Jean-Claude Van Damme
The debate over genetically engineered soldiers has divided our troops, and the public. But one man has shown that those half-lives cause more trouble than they’re worth, and that man is Van Damme. Through three Universal Soldier movies, Van Damme’s resurrected Vietnam soldier Luc Devereaux has been a thorn in the side of the U.S. Army. Create a program to resurrect troops? Devereaux will take it down. Evil computer tries to destroy the U.S. government? Devereaux can’t help but get involved. At least in this year’s Universal Soldier 3: A New Beginning, he teams up with our boys to stop an evil nuclear cloud. Oh, and the less said about Van Damme’s army leader in Street Fighter (1994), the better.
The T-800 is the most ruthless killing machine we’ve ever seen. And though we don’t have to like them, we do have to respect their prowess. Schwarzenegger has portrayed the T-800 in four Terminator movies (well, three plus a computer generated head). But it’s not for his misdeeds that we honor the Governator today. In Commando (1985), John Matrix alone stood against an army of evil. In Predator (1987), he was the only man to survive an alien hunter. Time and again, Schwarzenegger has served this country, with only a moderate amount of collateral damage. OK, a significant amount of collateral damage. So what, punk?
Never quite the leader, but always a great second in command, Biehn kicked off his career as Kyle Reese — second to leader of the resistance John Connor in The Terminator (1984). Though he had to sacrifice himself to save his own baby (who was also his best friend), Biehn did go on to serve a long military career in other scifi fare: He fought the alien menace in Aliens (1986) as Cpl. Dwayne Hicks, who holds the distinction of being the only marine to actually, ya know, survive (at least until Alien 3). Then he was promoted to the rank of Lieutenant in The Abyss (1989) — a leading role that may have proved premature, as he kind of lost his mind and hasn’t been seen in scifi since.
Russell has become one of the most valuable assets in our cinematic army. His role as the bank-robbing merc Snake Plissken in Escape From New York (1981) and Escape From L.A. (1996) gave him the hardcore training he needed to take things to the big leagues. And make it to the big leagues he did as Col. Jonathan ‘Jack’ O’Neil in Stargate (1994), who led a whole platoon of soldiers to battle an androgynous alien menace from Earth’s past. Sadly, Russell has since fallen out with the army, going on the run against his genetically engineered replacements in Soldier (1998). But there’s a cushy desk job waiting for him, if he ever wants back in.
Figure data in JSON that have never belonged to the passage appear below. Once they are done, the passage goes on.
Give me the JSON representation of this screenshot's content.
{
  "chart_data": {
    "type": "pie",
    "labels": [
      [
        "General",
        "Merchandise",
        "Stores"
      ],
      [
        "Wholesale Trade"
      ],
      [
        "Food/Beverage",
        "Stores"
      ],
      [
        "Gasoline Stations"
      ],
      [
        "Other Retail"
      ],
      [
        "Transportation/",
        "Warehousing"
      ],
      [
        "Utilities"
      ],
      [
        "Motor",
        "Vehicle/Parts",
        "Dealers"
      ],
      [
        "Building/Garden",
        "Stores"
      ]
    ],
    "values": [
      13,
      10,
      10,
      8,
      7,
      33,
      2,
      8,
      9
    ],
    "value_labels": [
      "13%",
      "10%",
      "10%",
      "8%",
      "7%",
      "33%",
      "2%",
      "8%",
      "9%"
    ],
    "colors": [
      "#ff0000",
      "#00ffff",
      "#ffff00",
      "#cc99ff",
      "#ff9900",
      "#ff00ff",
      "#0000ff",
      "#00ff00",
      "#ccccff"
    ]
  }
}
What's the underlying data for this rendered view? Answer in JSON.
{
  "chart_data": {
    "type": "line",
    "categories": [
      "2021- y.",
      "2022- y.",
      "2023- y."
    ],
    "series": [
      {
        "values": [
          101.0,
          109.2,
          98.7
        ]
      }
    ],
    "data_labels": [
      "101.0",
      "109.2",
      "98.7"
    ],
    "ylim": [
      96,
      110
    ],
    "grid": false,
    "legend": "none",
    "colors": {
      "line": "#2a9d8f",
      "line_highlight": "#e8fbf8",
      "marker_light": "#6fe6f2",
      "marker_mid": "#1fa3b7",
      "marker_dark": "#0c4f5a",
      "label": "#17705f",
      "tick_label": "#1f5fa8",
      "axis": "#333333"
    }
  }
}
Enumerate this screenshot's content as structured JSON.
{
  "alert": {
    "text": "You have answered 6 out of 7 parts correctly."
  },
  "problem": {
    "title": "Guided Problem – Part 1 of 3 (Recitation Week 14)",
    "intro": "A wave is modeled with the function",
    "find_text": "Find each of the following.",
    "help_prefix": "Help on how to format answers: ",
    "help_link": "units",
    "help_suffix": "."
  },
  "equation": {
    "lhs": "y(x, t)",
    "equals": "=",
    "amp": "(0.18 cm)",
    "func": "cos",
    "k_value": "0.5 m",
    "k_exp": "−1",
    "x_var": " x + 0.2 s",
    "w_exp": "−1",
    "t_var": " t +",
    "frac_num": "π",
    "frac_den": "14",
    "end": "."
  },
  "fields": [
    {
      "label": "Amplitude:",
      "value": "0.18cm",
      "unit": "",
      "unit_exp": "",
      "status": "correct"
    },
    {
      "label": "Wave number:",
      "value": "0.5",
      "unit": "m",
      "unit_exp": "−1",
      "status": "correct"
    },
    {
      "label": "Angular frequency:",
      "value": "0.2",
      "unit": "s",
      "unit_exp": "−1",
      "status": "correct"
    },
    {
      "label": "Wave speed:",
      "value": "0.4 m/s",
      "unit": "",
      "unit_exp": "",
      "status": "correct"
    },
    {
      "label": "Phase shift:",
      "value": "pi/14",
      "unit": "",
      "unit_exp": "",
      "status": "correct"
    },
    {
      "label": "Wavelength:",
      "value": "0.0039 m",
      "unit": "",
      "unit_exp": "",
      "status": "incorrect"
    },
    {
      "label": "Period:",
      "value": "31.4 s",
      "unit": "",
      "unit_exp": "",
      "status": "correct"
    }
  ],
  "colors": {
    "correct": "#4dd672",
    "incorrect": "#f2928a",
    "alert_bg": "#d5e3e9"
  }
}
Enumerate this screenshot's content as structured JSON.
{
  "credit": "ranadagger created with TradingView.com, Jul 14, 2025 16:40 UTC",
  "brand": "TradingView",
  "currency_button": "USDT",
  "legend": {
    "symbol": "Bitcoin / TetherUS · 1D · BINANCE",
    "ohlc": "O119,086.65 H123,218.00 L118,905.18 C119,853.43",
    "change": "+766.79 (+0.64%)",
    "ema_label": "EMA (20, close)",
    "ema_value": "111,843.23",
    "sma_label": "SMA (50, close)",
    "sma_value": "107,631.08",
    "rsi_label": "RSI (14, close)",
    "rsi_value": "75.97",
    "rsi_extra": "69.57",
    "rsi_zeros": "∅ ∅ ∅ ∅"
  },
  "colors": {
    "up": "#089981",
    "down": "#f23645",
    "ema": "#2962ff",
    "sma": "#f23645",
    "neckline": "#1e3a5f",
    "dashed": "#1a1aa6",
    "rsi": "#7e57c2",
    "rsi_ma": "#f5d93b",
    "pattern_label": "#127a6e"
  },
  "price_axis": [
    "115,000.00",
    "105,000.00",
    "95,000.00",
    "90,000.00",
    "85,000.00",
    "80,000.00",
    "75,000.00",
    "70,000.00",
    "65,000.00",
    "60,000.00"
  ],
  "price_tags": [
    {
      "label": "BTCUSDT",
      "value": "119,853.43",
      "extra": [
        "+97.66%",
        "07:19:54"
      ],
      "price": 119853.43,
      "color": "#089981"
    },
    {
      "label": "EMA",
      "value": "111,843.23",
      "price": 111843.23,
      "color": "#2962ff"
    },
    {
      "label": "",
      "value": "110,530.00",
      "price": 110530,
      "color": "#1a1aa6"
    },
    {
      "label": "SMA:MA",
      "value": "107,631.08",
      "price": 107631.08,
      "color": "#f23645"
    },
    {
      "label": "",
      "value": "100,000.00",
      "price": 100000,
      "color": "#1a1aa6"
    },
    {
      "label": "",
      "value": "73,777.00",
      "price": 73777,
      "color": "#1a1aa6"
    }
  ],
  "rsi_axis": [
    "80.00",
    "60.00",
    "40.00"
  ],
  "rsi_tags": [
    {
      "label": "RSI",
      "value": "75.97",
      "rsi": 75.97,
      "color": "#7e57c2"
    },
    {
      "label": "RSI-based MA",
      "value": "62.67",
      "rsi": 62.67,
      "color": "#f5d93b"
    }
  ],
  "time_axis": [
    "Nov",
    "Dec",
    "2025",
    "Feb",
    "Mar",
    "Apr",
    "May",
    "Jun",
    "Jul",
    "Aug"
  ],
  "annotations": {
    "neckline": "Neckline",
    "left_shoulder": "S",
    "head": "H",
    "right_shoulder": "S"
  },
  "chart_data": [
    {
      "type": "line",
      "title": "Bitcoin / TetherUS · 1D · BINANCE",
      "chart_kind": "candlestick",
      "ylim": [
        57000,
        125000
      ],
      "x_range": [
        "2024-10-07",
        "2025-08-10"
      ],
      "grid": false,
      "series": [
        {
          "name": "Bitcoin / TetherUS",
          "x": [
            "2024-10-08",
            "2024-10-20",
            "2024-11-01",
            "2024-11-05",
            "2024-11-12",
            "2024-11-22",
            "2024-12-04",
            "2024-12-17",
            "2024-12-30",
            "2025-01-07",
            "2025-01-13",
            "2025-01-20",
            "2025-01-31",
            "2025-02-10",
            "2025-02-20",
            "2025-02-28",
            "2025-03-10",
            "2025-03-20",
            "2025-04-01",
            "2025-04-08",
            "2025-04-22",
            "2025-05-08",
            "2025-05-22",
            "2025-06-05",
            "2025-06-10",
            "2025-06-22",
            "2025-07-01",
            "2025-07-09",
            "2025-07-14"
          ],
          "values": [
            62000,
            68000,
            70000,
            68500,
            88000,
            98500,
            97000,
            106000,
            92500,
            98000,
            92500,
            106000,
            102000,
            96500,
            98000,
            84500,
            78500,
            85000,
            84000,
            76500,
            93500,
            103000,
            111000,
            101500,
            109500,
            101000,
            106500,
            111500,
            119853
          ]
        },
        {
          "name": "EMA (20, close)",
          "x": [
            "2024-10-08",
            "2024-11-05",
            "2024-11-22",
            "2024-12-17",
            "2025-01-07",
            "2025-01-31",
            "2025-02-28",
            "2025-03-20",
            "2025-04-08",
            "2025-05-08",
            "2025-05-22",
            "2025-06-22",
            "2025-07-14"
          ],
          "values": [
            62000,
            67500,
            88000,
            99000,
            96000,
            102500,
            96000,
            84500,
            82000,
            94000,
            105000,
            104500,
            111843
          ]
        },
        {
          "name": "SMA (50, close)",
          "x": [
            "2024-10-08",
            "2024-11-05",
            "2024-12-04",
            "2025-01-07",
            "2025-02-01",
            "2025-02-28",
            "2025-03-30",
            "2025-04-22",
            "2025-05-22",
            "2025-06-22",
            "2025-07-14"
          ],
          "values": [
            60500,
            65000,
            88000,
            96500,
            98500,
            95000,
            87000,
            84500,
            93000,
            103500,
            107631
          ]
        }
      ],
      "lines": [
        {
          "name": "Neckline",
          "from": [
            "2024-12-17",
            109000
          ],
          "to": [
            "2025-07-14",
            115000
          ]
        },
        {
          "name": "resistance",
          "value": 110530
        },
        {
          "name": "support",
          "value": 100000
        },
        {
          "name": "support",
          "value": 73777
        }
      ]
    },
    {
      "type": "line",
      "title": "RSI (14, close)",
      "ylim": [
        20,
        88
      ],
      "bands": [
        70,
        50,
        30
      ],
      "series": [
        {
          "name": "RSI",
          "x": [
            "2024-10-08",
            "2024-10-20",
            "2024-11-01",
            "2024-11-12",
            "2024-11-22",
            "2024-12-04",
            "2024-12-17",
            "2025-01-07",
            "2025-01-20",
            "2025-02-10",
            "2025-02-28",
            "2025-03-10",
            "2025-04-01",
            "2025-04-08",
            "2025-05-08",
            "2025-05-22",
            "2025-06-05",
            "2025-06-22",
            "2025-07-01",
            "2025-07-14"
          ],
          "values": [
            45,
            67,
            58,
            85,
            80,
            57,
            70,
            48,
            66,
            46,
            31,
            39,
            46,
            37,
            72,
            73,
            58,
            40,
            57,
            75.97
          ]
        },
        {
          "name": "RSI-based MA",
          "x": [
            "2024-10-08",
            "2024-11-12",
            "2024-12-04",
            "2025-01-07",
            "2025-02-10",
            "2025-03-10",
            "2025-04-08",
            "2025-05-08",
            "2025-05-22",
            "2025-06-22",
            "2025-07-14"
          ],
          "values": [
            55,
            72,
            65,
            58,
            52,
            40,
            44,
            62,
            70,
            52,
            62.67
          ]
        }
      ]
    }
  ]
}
No soldier has served the military so faithfully or for so long as Dennis Quaid. Having cut his teeth as a military man in the non-scifi Stripes (1981), Quaid crash-landed on a planet in Enemy Mine (1985), where he befriended an alien combatant and brought them both to safety. His tour off-planet earned Quaid a promotion to Lieutenant, during which time he journeyed to the center of Martin Short in Innerspace (1987). Finally, after nearly thirty years, Quaid was promoted to General, portraying General Hawk, the leader of a team so elite he doesn’t even need to tell you who they are in G.I. Joe: The Rise of Cobra (2009). We salute you, General Quaid. Hoo-ah!